On 28 July, Iceland’s coast guard plans to begin moving 60 tonnes of drilling equipment and other supplies to Surtsey, over the course of some 100 helicopter flights. “This is the most complicated logistics operation I’ve taken part in,” says Guðmundsson. Strict environmental regulations require all waste to be removed from the island, including the sterilized seawater that functions as drilling fluid. Only 12 people will be allowed on Surtsey at any given time, even as drilling proceeds 24 hours a day. Others will stay on the neighbouring island of Heimæy, where a warehouse will temporarily be repurposed into a core-analysis lab.

After the new hole is drilled, engineers will lower five incubation chambers to different depths. These will remain in place for a year before they are retrieved so that researchers can determine what organisms colonize them. Monitoring what microbes move in, and how quickly, will offer scientists an unprecedented chance to study how the deep biosphere evolves in space and time, Marteinsson says.

Meanwhile, geologists and volcanologists on the team will be investigating the second, angled hole. “That will allow us to reconstruct the way subsurface layers are connected — what we call the structure of the volcano,” says Jocelyn McPhie, a geologist at the University of Tasmania in Hobart, Australia.

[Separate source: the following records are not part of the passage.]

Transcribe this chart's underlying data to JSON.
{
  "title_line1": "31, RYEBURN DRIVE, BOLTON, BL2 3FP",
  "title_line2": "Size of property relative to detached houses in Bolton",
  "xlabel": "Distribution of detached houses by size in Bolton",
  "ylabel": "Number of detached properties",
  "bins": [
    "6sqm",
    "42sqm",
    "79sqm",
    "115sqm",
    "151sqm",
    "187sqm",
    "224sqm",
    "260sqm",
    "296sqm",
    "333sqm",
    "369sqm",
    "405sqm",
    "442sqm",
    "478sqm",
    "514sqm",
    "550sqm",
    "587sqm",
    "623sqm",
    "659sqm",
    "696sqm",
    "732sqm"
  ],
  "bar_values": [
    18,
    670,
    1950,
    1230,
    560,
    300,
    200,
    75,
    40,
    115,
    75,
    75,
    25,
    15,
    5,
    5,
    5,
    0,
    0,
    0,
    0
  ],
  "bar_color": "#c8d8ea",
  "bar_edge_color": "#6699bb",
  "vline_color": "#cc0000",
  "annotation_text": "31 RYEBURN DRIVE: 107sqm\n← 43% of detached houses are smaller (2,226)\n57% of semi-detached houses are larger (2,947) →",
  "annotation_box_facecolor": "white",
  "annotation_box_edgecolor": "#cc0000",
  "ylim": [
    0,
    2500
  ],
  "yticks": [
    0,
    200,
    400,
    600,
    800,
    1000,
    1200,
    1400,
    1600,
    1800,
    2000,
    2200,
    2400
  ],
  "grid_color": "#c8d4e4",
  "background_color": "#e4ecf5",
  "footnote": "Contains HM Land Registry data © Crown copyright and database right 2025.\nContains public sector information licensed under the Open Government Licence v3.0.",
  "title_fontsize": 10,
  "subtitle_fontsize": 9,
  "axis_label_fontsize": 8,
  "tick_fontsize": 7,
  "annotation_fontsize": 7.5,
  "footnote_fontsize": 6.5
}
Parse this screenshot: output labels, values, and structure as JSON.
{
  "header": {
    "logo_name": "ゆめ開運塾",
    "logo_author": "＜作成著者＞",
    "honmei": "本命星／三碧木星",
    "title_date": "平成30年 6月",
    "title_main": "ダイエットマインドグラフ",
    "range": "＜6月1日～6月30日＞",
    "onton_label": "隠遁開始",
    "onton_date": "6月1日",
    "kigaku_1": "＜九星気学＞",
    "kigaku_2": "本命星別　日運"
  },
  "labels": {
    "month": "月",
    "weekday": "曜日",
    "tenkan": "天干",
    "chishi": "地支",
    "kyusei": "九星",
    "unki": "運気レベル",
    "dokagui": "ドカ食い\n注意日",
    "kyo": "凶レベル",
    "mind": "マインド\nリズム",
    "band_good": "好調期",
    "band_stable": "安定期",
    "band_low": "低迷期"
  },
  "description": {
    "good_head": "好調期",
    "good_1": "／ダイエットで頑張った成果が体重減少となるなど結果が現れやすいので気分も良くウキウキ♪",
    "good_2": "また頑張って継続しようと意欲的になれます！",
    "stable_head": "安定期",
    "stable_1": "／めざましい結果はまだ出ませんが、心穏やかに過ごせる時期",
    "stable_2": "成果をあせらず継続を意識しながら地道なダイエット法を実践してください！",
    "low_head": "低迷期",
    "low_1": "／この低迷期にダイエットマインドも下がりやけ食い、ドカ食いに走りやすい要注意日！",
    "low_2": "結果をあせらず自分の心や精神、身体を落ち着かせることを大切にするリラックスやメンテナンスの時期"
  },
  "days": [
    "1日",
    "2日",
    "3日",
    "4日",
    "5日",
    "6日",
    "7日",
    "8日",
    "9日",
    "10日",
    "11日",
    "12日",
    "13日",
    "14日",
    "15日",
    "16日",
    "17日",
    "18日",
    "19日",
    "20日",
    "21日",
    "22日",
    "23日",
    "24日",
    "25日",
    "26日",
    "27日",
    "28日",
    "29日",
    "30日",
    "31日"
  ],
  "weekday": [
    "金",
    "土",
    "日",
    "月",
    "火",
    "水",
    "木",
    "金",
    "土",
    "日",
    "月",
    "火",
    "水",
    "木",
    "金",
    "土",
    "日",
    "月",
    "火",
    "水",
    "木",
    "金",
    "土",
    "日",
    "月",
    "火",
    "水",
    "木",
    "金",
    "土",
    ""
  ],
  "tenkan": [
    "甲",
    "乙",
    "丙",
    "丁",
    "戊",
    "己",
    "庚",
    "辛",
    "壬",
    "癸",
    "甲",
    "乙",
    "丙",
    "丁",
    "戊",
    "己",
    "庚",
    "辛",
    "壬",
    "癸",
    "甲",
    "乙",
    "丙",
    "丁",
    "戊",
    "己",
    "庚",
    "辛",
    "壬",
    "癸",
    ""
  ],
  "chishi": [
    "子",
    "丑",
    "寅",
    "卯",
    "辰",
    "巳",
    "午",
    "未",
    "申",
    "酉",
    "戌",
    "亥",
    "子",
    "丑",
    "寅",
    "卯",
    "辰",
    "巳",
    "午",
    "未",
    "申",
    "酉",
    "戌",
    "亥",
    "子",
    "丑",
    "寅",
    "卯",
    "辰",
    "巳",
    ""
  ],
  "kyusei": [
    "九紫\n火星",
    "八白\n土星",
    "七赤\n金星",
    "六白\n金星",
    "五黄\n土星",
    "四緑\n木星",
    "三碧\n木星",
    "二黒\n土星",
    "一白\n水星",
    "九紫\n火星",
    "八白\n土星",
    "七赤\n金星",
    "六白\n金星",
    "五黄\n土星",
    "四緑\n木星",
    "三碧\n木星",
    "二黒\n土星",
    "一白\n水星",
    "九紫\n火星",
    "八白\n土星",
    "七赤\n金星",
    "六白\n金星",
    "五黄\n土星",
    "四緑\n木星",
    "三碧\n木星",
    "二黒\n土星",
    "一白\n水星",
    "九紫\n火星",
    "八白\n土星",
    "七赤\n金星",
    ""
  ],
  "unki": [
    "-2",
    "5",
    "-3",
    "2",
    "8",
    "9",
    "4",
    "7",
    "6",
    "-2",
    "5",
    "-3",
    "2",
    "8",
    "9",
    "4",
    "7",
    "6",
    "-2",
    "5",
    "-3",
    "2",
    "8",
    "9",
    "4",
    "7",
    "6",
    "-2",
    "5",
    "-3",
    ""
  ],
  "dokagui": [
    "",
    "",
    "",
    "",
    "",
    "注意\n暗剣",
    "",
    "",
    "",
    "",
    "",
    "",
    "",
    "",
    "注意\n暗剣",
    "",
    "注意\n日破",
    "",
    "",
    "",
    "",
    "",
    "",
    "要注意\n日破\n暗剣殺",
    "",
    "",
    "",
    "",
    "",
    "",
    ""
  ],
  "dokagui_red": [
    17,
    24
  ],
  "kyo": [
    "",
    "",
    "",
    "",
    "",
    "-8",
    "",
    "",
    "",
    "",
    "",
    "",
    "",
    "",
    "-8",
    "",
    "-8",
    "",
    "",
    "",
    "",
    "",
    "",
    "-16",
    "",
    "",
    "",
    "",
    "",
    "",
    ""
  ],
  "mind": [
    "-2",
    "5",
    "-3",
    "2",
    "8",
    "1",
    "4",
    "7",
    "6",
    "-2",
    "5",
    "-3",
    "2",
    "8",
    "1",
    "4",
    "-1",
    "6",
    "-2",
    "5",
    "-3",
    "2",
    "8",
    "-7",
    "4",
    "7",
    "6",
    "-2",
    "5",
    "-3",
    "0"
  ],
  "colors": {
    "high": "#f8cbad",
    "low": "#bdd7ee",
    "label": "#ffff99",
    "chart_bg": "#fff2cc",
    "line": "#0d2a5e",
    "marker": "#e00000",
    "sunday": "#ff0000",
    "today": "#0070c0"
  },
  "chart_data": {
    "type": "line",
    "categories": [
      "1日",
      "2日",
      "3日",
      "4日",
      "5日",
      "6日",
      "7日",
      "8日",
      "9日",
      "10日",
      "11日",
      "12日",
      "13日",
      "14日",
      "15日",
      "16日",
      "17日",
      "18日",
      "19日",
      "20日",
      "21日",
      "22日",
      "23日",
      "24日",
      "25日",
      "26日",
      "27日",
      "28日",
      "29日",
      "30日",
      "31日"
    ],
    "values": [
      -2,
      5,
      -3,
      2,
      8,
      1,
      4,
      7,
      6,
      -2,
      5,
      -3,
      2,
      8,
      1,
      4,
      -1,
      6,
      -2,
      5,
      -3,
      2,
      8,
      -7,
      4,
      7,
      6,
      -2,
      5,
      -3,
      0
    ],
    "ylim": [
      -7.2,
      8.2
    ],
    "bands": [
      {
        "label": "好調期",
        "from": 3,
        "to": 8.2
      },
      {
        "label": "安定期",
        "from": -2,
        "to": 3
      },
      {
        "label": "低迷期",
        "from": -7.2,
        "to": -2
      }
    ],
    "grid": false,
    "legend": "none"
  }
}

The drilling should reveal the earliest stages of the Surtsey eruption — before it broke the surface of the ocean in November 1963, catching the attention of the cook aboard a passing fishing vessel. In the mix of seawater and heat, hydrothermal minerals formed within the volcanic rock. This made the rock less porous and helped to buttress it against erosion from waves. The drill core should reveal how these minerals were created over time, Jackson says, and modern scientists might be able to take hints from this process to build stronger concrete for structures such as nuclear-waste containers.

Thus strengthened, Surtsey’s core is likely to remain an island for thousands of years, says Guðmundsson. That’s in stark contrast to many volcanic islands, such as one that appeared near Tonga in 2014 but has already eroded by 40%.